За подснежниками

Армен Григорян
Уходи, зима седая!
Уж красавицы Весны
Колесница золотая
Мчится с горней вышины!


И хочется в поле, в широкое поле,
Где, шествуя, сыплет цветами весна!

Апполон Майков




О, нет! Нас за подснежниками посылали не злые мачехи. Лишь мимолетный намек классной руководительницы («было бы хорошо, если бы вы девочкам и вашим мамам, бабушкам, сестричкам подарили цветы: подснежники, например»).  В сочетании с возрастным мальчишеским авантюризмом, который лично у меня напрочь отсутствовал. Однако приходилось участвовать в подобного рода инициативах – из-за ложного ощущения, что подобным образом укрепляется уважение к моей персоне, и из-за страха отбиться от коллектива.

Итак, тысяча девятьсот девяностый. Окраина дышащей на ладан советской империи. Первые отключения электричества, первые перебои с газоснабжением. Где-то на востоке – отдельные участки боевых действий перерастают в линию фронта. Изредка появляются добровольцы, сопровождая тело одного из своих товарищей по оружию. Убитый – обязательно герой, с каждым из погибших связано несколько поучительных историй. Казалось бы – за принесшими себя в жертву на алтарь любви к отечеству должны пойти тысячи, но нет! – сто раз в десятой степени прав Максим Горький – Данко, действительно, освещают дорогу массам в светлое будущее своими горящими сердцами. Только, на самом деле, в первую очередь, мы – люди, затем – представители конкретных классов. И только потом – патриоты. Поэтому неудивительно, как соплеменники Данко поступили с его сердцем. Хороший урок всем Прометеям мира! Минимум идеализма и романтики! У каждого из нас – своя цена. Только одного можно купить и за тридцать сребреников, а на амбиции и запросы другого не хватит и мировых запасов золота.
 
Взрослые всерьез начинают задумываться о будущем. Понимают одно – грядут перемены. Неясно, чего от них ждать. Когда неясно, человек, интуитивно, начинает понимать – ничего хорошего, кроме новых, экстремальных ситуаций, изменения не приносят. Тогда три выхода: вы либо убегаете от опасности, либо боретесь с ней, либо остаетесь на месте с риском для жизни, но с надеждой на компромиссное сосуществование с ее источником. 
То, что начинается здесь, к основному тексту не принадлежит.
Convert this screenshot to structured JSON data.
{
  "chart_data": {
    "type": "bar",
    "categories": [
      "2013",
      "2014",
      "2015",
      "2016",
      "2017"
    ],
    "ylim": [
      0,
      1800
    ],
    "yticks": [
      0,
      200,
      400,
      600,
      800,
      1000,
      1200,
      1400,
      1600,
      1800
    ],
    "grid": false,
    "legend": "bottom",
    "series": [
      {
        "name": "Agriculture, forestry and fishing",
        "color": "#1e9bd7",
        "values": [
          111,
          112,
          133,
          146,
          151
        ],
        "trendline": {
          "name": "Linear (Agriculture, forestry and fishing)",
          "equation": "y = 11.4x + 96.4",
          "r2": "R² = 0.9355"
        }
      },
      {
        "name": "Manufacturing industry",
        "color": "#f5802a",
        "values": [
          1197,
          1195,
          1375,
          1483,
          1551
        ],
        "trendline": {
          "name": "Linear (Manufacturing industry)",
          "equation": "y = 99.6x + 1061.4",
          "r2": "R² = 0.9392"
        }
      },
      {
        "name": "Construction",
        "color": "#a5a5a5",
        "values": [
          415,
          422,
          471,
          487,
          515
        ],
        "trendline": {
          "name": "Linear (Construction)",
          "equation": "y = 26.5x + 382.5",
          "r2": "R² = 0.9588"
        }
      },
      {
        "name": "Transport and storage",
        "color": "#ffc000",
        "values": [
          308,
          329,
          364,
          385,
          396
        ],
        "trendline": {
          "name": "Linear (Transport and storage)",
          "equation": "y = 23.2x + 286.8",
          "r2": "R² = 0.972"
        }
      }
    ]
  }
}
Часть сомневающихся остается, чтобы приспособиться, часть – эмигрирует. После подобного отсева способных на подвиги личностей почти не остается. Закладывается фундамент для последующих поражений.
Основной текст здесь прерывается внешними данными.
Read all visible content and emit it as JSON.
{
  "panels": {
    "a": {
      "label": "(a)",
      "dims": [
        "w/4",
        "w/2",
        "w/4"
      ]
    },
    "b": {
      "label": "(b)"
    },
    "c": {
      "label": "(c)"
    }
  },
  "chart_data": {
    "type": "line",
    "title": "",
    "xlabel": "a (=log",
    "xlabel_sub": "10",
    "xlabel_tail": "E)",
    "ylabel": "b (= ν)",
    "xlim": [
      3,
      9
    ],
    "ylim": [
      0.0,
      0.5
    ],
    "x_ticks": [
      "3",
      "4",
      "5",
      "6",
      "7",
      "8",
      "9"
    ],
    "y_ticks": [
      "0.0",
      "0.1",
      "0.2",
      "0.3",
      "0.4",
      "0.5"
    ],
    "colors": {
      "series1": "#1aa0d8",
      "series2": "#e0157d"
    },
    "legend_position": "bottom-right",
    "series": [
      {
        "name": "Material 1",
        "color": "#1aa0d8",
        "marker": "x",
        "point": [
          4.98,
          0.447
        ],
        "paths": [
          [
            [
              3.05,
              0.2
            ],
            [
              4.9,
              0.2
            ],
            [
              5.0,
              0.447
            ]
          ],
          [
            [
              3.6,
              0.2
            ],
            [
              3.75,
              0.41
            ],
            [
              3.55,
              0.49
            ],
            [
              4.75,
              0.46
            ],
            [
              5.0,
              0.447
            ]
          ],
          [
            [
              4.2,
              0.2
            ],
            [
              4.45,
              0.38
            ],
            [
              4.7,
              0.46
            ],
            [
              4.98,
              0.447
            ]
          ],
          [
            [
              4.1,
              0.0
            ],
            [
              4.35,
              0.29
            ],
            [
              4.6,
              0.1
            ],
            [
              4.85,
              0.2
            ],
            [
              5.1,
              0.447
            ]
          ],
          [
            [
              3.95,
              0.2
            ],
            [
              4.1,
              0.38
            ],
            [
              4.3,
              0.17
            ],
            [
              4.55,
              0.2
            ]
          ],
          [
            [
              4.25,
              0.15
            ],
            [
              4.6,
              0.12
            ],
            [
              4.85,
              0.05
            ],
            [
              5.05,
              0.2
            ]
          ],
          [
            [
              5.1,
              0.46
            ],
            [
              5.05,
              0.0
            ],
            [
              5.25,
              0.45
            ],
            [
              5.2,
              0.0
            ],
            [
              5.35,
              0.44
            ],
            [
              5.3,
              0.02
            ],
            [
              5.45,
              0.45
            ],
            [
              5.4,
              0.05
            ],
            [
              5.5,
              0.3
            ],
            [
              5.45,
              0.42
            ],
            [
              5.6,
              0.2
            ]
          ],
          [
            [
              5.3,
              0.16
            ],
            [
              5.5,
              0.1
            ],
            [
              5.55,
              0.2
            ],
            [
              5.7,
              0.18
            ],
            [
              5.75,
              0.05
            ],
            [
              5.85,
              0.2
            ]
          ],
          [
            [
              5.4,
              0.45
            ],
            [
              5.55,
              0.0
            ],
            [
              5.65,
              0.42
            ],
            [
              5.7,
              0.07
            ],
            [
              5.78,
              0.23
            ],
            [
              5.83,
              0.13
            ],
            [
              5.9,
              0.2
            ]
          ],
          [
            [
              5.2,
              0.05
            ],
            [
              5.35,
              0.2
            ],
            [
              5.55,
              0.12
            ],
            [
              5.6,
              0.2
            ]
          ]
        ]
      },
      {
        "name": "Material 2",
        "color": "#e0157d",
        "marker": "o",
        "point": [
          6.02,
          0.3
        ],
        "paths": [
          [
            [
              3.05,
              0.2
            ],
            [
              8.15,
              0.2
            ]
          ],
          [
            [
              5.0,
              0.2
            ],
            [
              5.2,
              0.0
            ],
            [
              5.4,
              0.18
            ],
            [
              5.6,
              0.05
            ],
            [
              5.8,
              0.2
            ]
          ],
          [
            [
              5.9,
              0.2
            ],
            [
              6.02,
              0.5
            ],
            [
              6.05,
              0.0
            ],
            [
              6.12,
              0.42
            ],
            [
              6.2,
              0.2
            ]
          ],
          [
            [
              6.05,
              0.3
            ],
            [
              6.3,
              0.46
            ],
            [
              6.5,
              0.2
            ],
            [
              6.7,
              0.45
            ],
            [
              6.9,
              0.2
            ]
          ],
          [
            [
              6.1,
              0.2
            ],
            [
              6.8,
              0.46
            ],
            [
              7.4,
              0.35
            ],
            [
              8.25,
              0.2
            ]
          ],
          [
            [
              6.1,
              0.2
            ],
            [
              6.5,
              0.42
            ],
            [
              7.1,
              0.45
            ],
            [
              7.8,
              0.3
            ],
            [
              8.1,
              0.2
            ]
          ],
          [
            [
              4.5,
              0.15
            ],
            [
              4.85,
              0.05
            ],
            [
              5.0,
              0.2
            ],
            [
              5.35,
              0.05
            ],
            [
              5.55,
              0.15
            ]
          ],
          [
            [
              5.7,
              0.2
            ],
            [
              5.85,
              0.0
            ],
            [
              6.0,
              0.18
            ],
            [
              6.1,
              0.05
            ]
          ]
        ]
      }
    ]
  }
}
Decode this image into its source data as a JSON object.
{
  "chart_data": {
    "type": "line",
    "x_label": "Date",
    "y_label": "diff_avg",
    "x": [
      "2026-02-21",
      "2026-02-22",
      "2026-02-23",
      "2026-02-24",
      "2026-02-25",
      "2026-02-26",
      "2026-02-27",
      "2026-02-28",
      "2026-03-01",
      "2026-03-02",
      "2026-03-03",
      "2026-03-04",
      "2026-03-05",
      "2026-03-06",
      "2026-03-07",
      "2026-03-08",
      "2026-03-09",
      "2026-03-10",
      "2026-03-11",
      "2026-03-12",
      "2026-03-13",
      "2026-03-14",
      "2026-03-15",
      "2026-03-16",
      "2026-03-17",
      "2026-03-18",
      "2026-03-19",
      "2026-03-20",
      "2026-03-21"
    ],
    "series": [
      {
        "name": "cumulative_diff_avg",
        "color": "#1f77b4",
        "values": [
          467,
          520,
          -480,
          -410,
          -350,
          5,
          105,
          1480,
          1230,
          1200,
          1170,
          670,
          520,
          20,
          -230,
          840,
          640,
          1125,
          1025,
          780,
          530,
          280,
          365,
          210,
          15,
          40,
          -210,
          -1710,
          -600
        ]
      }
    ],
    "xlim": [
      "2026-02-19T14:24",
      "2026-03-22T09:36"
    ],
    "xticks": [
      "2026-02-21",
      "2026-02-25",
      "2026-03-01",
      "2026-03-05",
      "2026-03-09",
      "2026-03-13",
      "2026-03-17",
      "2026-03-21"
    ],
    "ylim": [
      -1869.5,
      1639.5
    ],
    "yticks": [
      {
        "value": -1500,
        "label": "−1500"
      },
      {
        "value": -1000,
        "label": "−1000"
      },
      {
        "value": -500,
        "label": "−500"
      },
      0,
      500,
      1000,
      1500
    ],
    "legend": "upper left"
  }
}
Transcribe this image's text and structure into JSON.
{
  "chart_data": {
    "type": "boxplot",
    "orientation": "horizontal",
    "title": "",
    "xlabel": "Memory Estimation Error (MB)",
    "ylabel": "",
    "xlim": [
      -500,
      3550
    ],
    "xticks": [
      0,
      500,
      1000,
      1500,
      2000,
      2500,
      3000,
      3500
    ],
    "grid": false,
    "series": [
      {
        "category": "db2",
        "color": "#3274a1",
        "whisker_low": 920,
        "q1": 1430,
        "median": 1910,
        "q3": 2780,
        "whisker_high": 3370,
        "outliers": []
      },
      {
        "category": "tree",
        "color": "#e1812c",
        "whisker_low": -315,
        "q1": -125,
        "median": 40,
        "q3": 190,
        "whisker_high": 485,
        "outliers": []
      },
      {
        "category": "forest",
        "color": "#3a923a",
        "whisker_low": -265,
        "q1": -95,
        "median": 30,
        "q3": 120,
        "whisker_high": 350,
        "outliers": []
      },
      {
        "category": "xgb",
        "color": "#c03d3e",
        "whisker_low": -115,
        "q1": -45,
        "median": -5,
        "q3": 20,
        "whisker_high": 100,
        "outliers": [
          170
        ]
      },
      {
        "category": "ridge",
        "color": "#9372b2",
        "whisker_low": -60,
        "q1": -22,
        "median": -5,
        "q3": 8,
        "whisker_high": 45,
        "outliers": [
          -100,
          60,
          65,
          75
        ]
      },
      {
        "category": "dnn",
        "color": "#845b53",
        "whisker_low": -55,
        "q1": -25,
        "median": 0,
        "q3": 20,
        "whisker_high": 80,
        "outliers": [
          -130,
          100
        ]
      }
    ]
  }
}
Но мы, школьники, живем в другой вселенной, которая, пока, не пересекается с жизнью взрослых. Да, мы слышим и знаем, что происходит. Но страна нашего детства, пока, надежно защищена нашими относительно молодыми родителями, которым следует поставить памятник только за то, что они смогли пережить «святые девяностые» – от Бреста до Владивостока и от Норильска до Кушки.

Классные сплетни, драки из-за девочек, небрежно оброненных слов и косых взглядов, самодельные детские самопалы, поделки из дерева, рогатки и перочинные ножи, игры в школьном дворе, снежки в слуховое окно, футбол, редкие, но насыщенные шекспировскими страстями конфликты с учителями, проникновение в школу криминальной культуры на фоне повального увлечения культуризмом и восточными единоборствами.

– Что ваш культуризм? Гора мышц и все. Не умеете ни правильно дышать, ни драться!

– Ага! А ваше у-шу никогда не превзойдет карате! Наш сенсей сильнее вашего, а в уличной драке ваша техника ничего не значит! Машете руками как мельницы… Смешно. Разумеется, куда вам против сетекан…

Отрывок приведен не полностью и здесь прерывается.